Online sales less sensitive to the pandemic     

No monthly data exists in Spain on Clothing & Footwear online retail, but this is a top category (63% of e-commerce consumers in 2020), so, it is supposed to correlate with the overall internet retail index.

According to the Postnord study E-commerce 2020, 44% of Spanish consumers have shopped online more often during the coronavirus pandemic, comprising the highest proportion among all [European] countries surveyed. Several countries – such as Spain –, which figured among the least digitalized in Europe, are now at the top regarding the number of people shopping more online due to the pandemic. The Spanish e-commerce market has become one of the fastest-growing in Europe: currently, 90% of the population shops online.  

In the last semester of 2021, online retail exhibited a quite volatile trajectory, ultimately slipping down in December. Should any COVID-19 related anxiety have increased due to the spread of the Omicron variant, online retail would have presumably grown, alongside online TCF sales. The fact that such did not occur in December can be interpreted as another sign that consumers are not enough concerned about the pandemic situation.

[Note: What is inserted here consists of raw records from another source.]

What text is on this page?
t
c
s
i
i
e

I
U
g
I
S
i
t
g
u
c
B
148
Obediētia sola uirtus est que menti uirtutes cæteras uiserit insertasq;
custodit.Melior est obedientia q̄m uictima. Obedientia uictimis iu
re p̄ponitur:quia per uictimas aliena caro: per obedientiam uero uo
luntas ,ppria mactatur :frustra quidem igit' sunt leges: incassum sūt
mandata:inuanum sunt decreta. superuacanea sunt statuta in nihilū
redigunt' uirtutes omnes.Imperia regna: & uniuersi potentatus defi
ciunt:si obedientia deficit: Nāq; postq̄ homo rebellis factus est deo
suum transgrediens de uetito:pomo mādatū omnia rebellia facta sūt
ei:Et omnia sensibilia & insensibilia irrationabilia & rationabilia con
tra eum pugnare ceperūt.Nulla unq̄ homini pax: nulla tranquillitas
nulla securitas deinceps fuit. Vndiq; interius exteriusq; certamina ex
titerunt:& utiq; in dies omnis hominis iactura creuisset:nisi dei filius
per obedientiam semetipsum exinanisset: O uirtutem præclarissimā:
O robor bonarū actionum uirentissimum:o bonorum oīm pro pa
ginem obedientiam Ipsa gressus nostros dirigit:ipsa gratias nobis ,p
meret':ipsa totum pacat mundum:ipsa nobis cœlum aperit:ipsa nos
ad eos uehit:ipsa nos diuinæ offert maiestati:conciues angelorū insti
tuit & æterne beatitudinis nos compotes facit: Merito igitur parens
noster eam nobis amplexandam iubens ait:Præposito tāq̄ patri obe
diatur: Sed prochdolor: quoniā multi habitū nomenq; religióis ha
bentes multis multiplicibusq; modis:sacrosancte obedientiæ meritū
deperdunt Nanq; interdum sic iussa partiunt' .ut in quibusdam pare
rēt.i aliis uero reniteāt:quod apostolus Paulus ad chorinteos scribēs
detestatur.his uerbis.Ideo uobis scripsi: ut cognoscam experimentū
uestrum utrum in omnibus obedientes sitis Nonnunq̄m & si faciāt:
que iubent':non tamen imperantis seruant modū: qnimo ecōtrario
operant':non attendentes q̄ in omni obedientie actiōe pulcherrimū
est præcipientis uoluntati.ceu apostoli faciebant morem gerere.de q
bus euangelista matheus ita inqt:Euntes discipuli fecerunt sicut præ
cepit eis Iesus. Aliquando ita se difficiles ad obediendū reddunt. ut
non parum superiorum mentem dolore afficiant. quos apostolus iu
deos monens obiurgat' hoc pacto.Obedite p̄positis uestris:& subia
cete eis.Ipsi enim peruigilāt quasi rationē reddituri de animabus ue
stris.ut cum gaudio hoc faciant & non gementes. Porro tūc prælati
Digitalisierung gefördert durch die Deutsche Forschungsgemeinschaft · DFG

Yet, it is very likely that online demand will never return to the pre-pandemic level (more than 100 percentage points below in December), which shows that Spanish consumers have definitely embraced e-commerce. Perhaps this helps explain the strategy of the footwear brand Camper: “We don’t need to expand further, much of the growth will come from the digital area, supported by physical stores”, commented Miguel Fluxà from Camper to the El Pais newspaper. It was in the online channel that Camper felt the pandemic’s effects and the change in consumer habits, going from selling 30% before 2020 to 50% of the total turnover: 73 million euros this year.